The Italian Tradition of Authorial Philology and Variant Criticism

PAOLA ITALIA

OCTET Lecture on Textual Editing and Theory:  The Italian Tradition of Authorial Philology and Variant Criticism

English Faculty, St Cross Building, Manor Road, Oxford

Lecture Theatre 2

17.15

paola italia

In European literary history, the Italian case is peculiar. From the 16th century onwards, with Petrarch's Canzoniere, it presents not only a poetic model that has been imitated throughout Europe, but also a work whose author himself wished to preserve for posterity some of the papers of the first draft, known as the Codice degli abbozzi, which immediately became an object of worship, to the extent that it merited a print edition, edited by Francesco Ubaldini, as early as 1642.

This extraordinary ‘archival will’ gave rise to Authorial Philology, which – thanks to Dante Isella – became an autonomous discipline.
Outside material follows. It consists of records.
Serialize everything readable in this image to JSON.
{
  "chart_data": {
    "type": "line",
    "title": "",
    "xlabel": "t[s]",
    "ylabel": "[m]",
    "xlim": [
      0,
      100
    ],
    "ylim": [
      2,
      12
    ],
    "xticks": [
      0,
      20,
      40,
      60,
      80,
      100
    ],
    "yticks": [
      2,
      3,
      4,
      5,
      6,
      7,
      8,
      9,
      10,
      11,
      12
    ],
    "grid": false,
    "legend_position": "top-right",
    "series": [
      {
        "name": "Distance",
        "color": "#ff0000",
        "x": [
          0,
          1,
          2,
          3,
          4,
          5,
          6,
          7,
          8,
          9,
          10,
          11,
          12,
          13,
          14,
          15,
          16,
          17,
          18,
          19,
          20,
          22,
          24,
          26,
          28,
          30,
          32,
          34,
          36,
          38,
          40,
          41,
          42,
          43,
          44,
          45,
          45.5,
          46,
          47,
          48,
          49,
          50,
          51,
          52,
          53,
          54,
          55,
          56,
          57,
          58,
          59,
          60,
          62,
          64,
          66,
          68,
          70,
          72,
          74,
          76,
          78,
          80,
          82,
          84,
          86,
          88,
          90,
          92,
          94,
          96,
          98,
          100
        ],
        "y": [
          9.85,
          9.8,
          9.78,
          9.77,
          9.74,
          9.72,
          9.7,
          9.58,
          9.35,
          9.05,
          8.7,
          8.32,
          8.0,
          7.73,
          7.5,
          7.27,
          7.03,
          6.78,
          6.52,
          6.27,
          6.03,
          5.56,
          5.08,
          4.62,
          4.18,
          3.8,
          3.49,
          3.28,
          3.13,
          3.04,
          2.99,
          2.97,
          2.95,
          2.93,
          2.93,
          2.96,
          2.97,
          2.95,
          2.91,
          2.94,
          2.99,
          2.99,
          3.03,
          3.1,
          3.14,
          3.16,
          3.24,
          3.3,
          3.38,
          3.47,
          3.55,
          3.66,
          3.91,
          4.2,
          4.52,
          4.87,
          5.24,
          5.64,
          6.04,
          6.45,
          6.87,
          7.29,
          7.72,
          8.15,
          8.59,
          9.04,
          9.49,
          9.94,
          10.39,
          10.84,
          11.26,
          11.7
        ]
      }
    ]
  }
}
From 1937 onwards, it was joined by Variants Criticism, founded by Gianfranco Contini, in opposition to Benedetto Croce, on the study of the Orlando Furioso fragments, which, together with genetic criticism in the 1970s and inspired by Mallarmé’s and Valéry's poetics, changed the history of modern criticism.

This OCTET lecture traces the fascinating history of ‘scartafacci’ in the Italian tradition, from Petrarch to Ariosto, from Leopardi to Manzoni, up to Montale and Carlo Emilio Gadda.